Евсей старательно пригляделся к белому царству снега, холода и ветра. Но сколько он ни смотрел, глаз не находил ничего примечательного, словно медленный танец снежинок скрыл за собой все, как серая дымка сумерек скрадывает краски земли и небес.
— Я ничего не вижу, — наконец, сдавшись, проговорил он.
— Время. Оно замедлило свой бег.
— А ведь верно, — теперь, когда брат сказал, Евсей вдруг сразу понял, что ему казалось странным, но столь неуловимым, что он не обращал на это внимания: снег летел не просто медленно, он словно висел в воздухе, застыв белым птичьим пухом. И эта безмолвная тишина, лишеная не только завывания ветра, но даже его дремотного храпа-бормотания… — Шамаш не только бог солнца, Он еще и повелитель времени. И ты думаешь… Ты боишься, что Он не вернется и мы так и останемся застывшими навек тенями на границе всех времен?
— Он никогда не поступил бы так!
— Конечно…
— Может быть, Он услышал, как Лина звала Его на помощь, и, будучи слишком далеко от каравана замедлил течение мгновений?
— Уже полдня минуло…
— Всего полдня! Не забывай: ведь Он ушел от нас на целых десять дней пути… А, может быть, все и не так… — его лицо вмиг помрачнело.
— Не беспокойся, брат, — в глазах Евсея зажглось сочувствие. — Все исправится. Мы пережили столько всего, пройдем и через это.
Атен тяжело вздохнул.
— "Тропа богов требует от идущих по ней жертв" — так, по-моему, говорили Гамешу, когда Губитель, лишив его жену рассудка, вынудил совершить преступление, за которое ее изгнали… — чуть слышно прошептал он.

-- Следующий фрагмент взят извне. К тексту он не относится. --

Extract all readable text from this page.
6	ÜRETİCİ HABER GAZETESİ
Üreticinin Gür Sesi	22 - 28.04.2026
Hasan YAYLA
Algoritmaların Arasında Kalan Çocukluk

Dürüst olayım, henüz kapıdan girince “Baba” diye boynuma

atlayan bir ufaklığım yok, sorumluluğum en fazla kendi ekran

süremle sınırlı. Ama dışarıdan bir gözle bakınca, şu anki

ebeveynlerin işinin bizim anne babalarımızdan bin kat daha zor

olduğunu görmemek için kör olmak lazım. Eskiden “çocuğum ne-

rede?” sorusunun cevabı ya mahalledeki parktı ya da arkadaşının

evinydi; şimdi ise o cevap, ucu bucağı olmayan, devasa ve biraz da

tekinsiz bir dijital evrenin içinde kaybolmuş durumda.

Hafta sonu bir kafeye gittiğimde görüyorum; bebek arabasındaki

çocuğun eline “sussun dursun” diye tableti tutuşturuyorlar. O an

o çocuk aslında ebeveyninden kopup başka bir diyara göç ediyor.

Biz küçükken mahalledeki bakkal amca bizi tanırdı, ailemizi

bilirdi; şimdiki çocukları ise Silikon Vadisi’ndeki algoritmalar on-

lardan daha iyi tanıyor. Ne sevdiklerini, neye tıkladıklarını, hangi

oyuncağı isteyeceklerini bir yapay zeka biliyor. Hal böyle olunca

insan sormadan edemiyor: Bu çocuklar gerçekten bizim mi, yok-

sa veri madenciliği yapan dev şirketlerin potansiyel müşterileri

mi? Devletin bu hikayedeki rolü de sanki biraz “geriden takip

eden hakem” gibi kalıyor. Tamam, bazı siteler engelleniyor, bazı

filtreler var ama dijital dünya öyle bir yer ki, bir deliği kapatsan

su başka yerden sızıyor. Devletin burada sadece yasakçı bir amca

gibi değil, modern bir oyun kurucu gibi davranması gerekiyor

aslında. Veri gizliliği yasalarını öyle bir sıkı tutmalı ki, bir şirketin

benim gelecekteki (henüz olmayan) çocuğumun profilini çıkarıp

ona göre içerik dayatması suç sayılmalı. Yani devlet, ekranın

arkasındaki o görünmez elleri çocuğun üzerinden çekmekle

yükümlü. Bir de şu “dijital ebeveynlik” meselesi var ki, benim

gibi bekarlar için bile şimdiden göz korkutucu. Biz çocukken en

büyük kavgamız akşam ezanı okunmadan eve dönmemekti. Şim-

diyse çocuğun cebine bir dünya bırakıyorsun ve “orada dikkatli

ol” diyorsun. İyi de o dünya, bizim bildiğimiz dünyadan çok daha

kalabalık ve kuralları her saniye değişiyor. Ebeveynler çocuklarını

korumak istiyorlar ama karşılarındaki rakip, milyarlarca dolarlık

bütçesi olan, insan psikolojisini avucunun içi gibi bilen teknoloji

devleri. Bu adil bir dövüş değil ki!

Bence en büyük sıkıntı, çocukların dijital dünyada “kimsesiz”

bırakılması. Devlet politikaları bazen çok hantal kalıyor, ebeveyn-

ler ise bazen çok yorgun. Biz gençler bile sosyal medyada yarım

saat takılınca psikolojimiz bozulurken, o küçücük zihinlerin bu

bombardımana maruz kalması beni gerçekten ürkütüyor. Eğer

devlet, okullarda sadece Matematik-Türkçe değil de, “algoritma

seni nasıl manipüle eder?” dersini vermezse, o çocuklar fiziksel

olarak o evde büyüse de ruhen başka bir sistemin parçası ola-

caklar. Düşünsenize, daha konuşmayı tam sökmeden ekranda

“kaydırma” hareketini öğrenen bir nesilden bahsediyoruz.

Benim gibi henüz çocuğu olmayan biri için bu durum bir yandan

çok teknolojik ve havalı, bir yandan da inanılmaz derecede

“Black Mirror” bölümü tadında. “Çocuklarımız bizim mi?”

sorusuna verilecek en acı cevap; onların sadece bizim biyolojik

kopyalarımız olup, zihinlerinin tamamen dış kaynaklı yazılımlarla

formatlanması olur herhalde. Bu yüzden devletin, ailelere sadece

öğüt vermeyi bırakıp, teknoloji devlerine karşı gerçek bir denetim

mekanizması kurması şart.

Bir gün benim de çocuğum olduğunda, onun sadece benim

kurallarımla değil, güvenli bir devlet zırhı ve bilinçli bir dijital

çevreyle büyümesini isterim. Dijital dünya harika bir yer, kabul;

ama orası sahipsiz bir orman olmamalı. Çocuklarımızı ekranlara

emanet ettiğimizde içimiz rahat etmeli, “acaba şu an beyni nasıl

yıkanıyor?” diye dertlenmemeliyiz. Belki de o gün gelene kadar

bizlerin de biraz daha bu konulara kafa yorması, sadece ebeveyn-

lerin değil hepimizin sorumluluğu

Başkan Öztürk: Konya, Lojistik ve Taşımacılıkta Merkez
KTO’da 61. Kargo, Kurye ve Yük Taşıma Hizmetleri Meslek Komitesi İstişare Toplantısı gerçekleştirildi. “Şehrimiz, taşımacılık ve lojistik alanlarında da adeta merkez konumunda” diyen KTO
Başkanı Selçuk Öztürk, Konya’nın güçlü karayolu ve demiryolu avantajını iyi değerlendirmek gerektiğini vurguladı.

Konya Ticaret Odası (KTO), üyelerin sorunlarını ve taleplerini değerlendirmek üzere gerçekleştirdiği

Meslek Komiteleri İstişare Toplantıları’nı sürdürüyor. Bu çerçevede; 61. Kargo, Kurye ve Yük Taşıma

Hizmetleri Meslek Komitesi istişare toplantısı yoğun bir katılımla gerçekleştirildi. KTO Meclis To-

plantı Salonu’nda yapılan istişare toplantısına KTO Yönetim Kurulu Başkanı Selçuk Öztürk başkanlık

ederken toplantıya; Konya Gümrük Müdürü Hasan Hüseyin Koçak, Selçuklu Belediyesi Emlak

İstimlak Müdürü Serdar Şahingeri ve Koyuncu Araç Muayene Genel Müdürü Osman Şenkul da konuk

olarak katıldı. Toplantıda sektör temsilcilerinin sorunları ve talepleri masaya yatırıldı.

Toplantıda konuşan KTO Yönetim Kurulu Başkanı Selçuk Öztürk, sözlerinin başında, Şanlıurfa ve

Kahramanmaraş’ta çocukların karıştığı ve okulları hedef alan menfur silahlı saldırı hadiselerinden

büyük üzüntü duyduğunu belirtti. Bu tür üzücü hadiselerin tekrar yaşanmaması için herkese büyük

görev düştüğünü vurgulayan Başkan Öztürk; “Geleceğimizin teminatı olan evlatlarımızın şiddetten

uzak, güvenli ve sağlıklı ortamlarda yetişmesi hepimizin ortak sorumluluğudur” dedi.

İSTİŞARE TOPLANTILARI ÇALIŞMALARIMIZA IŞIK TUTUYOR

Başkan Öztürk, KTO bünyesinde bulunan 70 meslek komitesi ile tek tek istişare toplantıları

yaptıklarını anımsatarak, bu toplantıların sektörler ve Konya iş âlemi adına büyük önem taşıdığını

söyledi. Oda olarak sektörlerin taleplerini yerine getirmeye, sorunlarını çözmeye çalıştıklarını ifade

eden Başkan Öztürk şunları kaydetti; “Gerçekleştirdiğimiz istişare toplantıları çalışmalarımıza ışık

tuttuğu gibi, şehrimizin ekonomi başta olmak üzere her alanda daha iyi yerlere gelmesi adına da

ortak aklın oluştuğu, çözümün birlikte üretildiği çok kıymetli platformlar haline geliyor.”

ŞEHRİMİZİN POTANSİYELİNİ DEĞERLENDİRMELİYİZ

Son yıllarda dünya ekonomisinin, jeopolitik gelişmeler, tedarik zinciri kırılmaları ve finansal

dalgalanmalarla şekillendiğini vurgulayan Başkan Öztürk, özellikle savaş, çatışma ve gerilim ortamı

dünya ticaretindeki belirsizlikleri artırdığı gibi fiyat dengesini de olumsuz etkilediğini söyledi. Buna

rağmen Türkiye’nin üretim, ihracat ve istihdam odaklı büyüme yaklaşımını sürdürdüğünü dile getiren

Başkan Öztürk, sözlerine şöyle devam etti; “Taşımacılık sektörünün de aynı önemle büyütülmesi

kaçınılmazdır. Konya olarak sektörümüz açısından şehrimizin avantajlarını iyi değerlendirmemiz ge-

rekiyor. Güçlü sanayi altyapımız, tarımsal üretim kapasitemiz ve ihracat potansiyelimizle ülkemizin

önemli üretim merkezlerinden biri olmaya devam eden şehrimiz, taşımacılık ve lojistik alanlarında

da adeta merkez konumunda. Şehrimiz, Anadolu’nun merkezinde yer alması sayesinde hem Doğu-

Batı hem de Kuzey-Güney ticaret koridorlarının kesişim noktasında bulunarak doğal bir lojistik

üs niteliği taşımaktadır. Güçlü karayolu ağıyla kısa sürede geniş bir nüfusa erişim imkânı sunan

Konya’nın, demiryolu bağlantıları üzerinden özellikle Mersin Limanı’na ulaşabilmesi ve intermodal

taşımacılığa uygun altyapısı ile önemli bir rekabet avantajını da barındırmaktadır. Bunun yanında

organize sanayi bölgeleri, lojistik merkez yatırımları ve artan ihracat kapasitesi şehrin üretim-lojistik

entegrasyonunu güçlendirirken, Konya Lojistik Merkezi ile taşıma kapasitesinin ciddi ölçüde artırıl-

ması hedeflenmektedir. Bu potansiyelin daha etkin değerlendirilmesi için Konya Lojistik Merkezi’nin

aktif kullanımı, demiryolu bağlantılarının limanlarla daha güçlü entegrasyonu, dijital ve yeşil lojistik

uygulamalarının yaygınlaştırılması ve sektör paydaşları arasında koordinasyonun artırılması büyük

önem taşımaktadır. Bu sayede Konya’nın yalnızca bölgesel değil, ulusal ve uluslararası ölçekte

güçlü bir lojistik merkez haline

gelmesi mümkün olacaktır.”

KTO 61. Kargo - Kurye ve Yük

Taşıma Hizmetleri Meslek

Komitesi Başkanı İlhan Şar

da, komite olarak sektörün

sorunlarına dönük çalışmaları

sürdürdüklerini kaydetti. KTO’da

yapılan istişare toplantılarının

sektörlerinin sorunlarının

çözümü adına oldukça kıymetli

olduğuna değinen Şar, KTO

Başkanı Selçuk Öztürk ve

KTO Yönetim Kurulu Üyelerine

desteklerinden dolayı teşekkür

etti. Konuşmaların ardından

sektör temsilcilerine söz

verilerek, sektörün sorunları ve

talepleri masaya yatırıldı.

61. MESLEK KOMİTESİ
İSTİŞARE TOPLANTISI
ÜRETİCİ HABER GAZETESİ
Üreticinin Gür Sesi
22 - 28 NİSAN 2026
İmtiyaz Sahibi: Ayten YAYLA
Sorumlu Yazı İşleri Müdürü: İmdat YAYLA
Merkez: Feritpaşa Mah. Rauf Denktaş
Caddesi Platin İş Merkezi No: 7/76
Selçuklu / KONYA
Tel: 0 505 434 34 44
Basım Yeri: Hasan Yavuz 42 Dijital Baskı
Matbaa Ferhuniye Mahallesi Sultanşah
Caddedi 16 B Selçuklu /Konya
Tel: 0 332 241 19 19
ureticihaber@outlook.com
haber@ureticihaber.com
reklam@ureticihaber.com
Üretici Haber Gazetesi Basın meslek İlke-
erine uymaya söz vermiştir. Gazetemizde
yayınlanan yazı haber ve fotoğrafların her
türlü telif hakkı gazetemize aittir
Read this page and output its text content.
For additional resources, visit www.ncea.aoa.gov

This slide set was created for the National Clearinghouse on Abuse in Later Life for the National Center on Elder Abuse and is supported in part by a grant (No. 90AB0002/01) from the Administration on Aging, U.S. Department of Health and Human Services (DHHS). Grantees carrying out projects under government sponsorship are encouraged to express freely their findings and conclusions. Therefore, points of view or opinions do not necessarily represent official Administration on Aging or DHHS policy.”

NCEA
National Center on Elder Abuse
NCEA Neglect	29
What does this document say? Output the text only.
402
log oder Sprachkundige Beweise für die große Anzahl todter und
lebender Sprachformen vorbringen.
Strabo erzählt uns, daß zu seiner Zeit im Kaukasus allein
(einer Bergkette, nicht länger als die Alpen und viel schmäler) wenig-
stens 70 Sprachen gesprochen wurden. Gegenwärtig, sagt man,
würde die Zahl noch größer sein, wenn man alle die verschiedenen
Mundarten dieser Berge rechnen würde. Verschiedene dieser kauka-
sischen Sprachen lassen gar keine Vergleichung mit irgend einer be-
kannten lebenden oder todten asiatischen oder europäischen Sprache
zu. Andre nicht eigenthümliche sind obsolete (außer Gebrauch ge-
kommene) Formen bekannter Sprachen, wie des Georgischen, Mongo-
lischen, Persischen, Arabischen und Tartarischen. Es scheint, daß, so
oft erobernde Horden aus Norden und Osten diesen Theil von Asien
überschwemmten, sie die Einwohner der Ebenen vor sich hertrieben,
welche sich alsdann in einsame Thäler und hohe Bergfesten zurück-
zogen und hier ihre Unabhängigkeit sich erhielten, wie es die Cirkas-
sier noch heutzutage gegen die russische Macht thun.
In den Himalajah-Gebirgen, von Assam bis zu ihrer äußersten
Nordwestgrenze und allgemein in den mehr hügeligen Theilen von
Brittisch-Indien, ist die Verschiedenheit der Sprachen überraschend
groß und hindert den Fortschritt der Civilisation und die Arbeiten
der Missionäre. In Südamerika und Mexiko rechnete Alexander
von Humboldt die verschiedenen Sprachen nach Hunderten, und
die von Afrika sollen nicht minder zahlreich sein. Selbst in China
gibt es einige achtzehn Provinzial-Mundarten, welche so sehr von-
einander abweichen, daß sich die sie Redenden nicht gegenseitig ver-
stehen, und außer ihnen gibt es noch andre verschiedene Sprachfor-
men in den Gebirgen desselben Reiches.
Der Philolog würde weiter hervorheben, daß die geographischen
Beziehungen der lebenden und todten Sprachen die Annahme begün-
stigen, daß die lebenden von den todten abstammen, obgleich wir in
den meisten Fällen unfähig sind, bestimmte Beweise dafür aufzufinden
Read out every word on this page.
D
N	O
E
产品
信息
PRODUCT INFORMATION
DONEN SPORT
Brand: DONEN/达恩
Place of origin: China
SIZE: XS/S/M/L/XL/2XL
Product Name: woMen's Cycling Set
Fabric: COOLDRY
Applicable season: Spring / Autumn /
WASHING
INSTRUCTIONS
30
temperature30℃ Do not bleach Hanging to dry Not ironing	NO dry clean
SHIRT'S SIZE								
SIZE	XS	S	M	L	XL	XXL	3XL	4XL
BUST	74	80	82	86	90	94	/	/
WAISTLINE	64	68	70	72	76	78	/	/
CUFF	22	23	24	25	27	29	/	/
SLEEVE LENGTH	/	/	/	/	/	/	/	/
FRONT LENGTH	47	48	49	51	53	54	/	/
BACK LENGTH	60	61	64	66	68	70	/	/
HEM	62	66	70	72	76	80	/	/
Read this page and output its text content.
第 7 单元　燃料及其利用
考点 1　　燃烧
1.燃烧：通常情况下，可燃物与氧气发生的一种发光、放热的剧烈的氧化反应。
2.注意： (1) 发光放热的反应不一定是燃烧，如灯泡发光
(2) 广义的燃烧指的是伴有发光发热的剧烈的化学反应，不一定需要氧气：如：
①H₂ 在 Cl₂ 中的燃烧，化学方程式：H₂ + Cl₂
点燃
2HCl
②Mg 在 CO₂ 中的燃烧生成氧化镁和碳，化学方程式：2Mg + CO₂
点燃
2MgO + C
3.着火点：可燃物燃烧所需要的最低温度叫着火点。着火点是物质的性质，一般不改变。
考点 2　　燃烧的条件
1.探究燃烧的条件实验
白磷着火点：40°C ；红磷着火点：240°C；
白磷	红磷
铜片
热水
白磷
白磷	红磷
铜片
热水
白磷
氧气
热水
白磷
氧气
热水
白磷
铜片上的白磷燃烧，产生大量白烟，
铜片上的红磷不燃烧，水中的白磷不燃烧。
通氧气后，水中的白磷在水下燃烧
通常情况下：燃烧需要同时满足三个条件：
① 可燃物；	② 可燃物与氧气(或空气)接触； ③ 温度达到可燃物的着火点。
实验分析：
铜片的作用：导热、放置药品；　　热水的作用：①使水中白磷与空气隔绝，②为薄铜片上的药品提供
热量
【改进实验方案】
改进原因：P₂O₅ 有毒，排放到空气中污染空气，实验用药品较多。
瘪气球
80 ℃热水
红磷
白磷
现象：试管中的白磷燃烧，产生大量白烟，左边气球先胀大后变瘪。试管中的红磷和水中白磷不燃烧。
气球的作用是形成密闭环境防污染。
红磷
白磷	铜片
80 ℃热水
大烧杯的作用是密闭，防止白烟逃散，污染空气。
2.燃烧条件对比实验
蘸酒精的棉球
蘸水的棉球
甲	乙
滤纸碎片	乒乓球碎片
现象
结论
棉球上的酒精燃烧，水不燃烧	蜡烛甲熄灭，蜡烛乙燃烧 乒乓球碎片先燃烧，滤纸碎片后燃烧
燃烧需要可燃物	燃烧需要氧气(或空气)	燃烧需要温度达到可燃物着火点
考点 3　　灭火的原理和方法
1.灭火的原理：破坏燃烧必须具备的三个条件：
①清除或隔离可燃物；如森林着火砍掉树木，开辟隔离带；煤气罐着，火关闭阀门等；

— Слова людей, не небожителей. Неужели ты станешь верить им, зная, как Шамаш относится к жертвоприношению?
— Гамеш имел ввиду самопожертвование. А это нечто совершенно другое, — Атен был серьезен и хмур. — Жертвоприношение — стремление пожертвовать кем-то ради себя, жертва — готовность отдать что-то свое ради других… Евсей, я очень боюсь за дочку. То, что происходит… Это страшно! Раньше, прежде, в общем, давно, я знал: если со мной или с ней что-то произойдет, если мы умрем, мы встретимся в вечном сне госпожи Айи. Но теперь расставание может оказаться вечным!
— Брат, этого не случится! Шамаш не допустит, чтобы с Мати приключилась беда, ведь она — Его любимица, и…
Но хозяин каравана не слушал его:
— Я готов отдать все, что у меня есть, все что угодно, лишь бы вечность не развела наши пути по разные стороны горизонта!
— Ну, перестань! С чего вдруг столь мрачные мысли? Шамаш вылечил тебя от смертельного яда снежной змеи, исцелил всех нас от безумия, так неужели же Он не найдет способа помочь малышам, которые всего-навсего спят? Ведь они живы! Яд ягод Меслам не убил их, а, значит, есть надежда…
— Если бы все было так просто…! - а затем, не выдержав, он произнес вслух то, что все последние часы звенело у него в голове, ища, требуя выход наружу: — Ну почему, почему Он ушел именно сейчас, когда Он нам так нужен?!
Евсей качнул головой. В его взгляде, устремленном на брата, читался укор:
— Кто мы такие, чтобы судить о поступках небожителей или учить Их, что делать, как поступать? Единственное, что нам дано — верить в Них. И не отчаиваться… Атен, может быть, Он уже давно сменил одни поиски на другие и теперь ищет способ помочь детишкам…
— Не находя его! Ведь иначе Он бы уже вернулся, верно? — полный боли смешок сорвался с потрескавшихся губ. — Если уж Он его не может найти, то, значит, выхода вообще не существует…
— Атен, Шамаш, конечно, величайший из небожителей. Но не забывай: Он — не повелитель сна. Это стихия Его божественной супруги. Возможно, Он пошел к Ней…
— Куда! Для того, чтобы увидеться с Ней Ему не было нужды покидать земной мир, ведь вот она, снежная пустыня — Ее безраздельные владения!
— Богини подземного мира говорили мне, что Шамаш не может встретиться с госпожой Айей, потому что Губитель набросил Ей на плечи плащ-невидимку.
— Как это? — Атен растерялся. Он привык считать повелительницу снегов всесильной, всевластной владычицей. И не важно, что когда-то Она была всего лишь младшей богиней, вечной девочкой-невестой.